Chretien: pleading on behalf of a terrorist
This Independent puff piece on the heroic wives of heroic Al-Qaeda men would be notable only for its sympathy with those who would destroy us were it not for one detail: former Canadian Prime Minister Jean Chretien personally intervened to gain the freedom of an associate of Osama bin Laden whose family business is, as the article says, jihad. Meet two sisters, Maha and Zaynab:
Maha’s late husband, Ahmed Said Khadr, the recently deceased Egyptian-Canadian patriarch of the family, ran orphanages and schools in Taliban-ruled Afghanistan.
He was also named on a United Nations list of wanted terrorists and was once jailed on suspicion of involvement in the 1995 bombing of the Egyptian embassy in Islamabad. (He was released after a personal appeal from Canada’s then prime minister, Jean Chretien.) His Arab associates in Afghanistan included Osama bin Laden and Ayman al-Zawahiri, his Egyptian strategist and No 2. Zawahiri is the “high-value target” who was recently alleged to have been cornered in the mountains of Waziristan, in the tribal belt of Pakistan that borders Afghanistan. His voice subsequently appeared on an audiotape urging Pakistanis to overthrow President Pervez Musharraf.
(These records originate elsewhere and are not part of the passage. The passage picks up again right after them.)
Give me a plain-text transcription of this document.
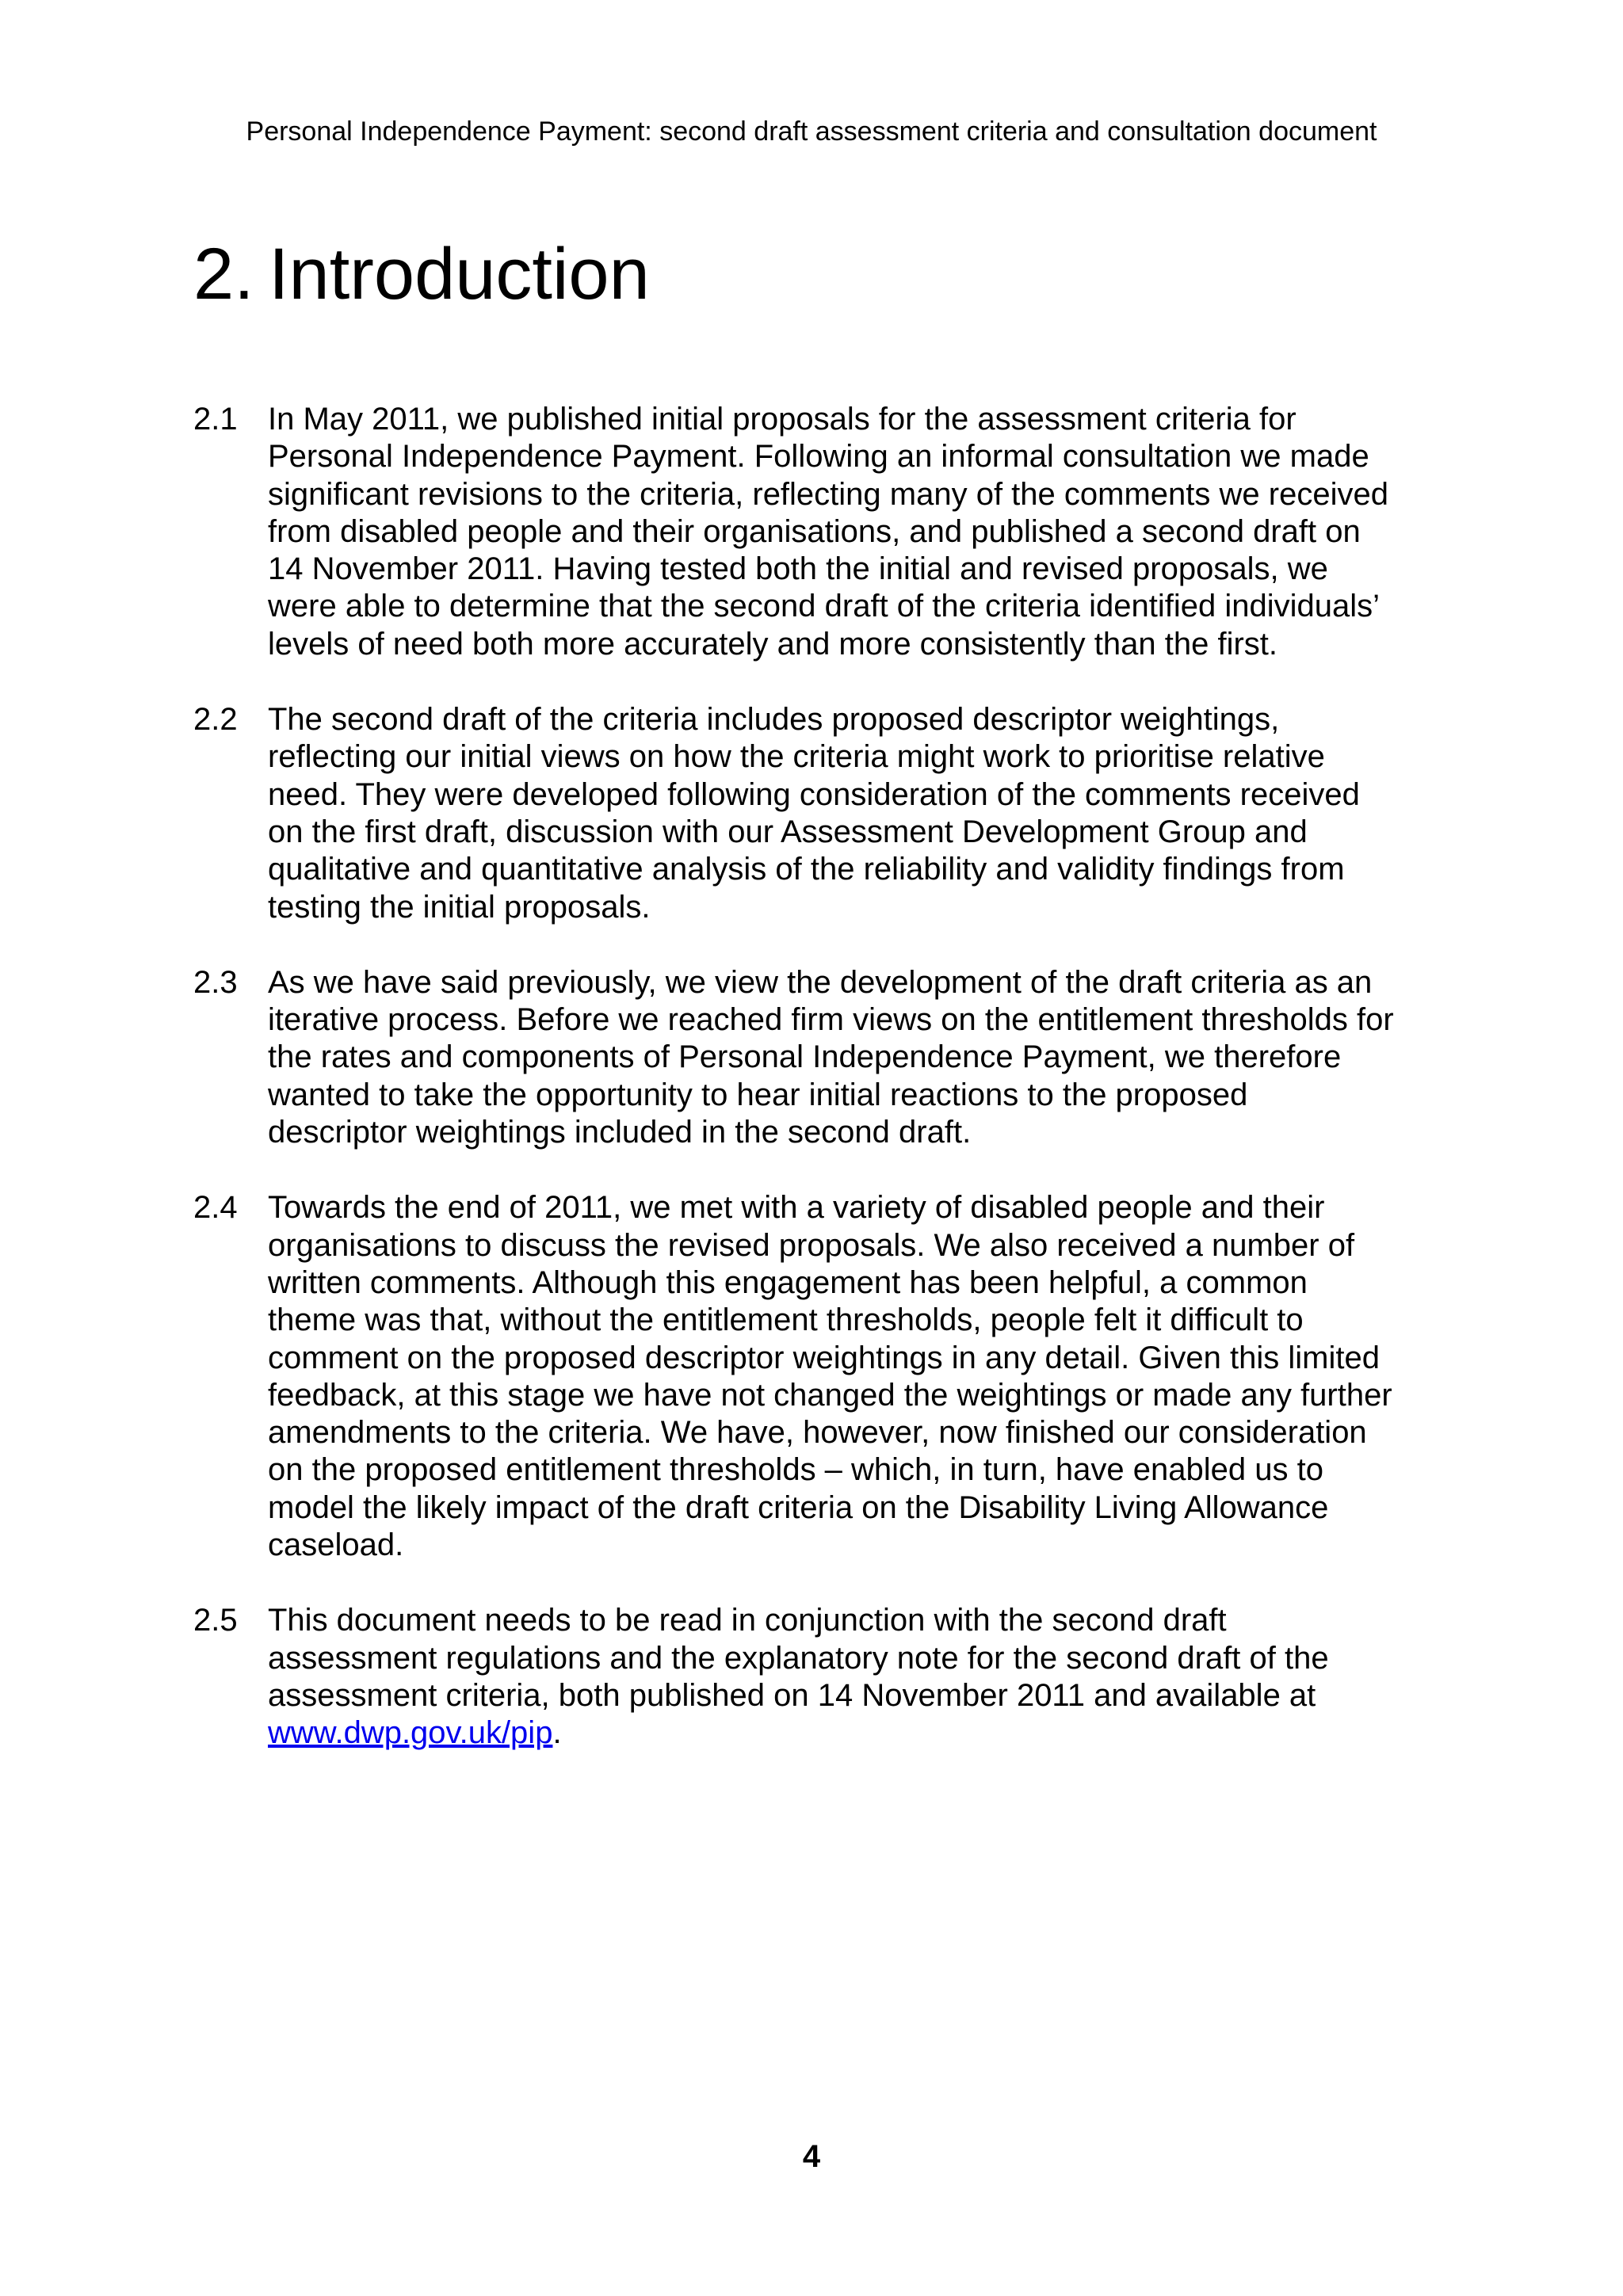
Personal Independence Payment: second draft assessment criteria and consultation document
2. Introduction
2.1 In May 2011, we published initial proposals for the assessment criteria for
Personal Independence Payment. Following an informal consultation we made
significant revisions to the criteria, reflecting many of the comments we received
from disabled people and their organisations, and published a second draft on
14 November 2011. Having tested both the initial and revised proposals, we
were able to determine that the second draft of the criteria identified individuals’
levels of need both more accurately and more consistently than the first.
2.2 The second draft of the criteria includes proposed descriptor weightings,
reflecting our initial views on how the criteria might work to prioritise relative
need. They were developed following consideration of the comments received
on the first draft, discussion with our Assessment Development Group and
qualitative and quantitative analysis of the reliability and validity findings from
testing the initial proposals.
2.3 As we have said previously, we view the development of the draft criteria as an
iterative process. Before we reached firm views on the entitlement thresholds for
the rates and components of Personal Independence Payment, we therefore
wanted to take the opportunity to hear initial reactions to the proposed
descriptor weightings included in the second draft.
2.4 Towards the end of 2011, we met with a variety of disabled people and their
organisations to discuss the revised proposals. We also received a number of
written comments. Although this engagement has been helpful, a common
theme was that, without the entitlement thresholds, people felt it difficult to
comment on the proposed descriptor weightings in any detail. Given this limited
feedback, at this stage we have not changed the weightings or made any further
amendments to the criteria. We have, however, now finished our consideration
on the proposed entitlement thresholds – which, in turn, have enabled us to
model the likely impact of the draft criteria on the Disability Living Allowance
caseload.
2.5 This document needs to be read in conjunction with the second draft
assessment regulations and the explanatory note for the second draft of the
assessment criteria, both published on 14 November 2011 and available at
www.dwp.gov.uk/pip.
4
Zaynab went to school with Zawahiri’s daughter, and Bin Laden was guest of honour at her 1999 marriage to her now ex-husband, a sharpshooter from Yemen. The family also briefly shared a sprawling Arab compound in Jalalabad with Zawahiri’s family. All four sons were taught to shoot at the now-demolished al-Qa’ida training camp at Khalden in eastern Afghanistan.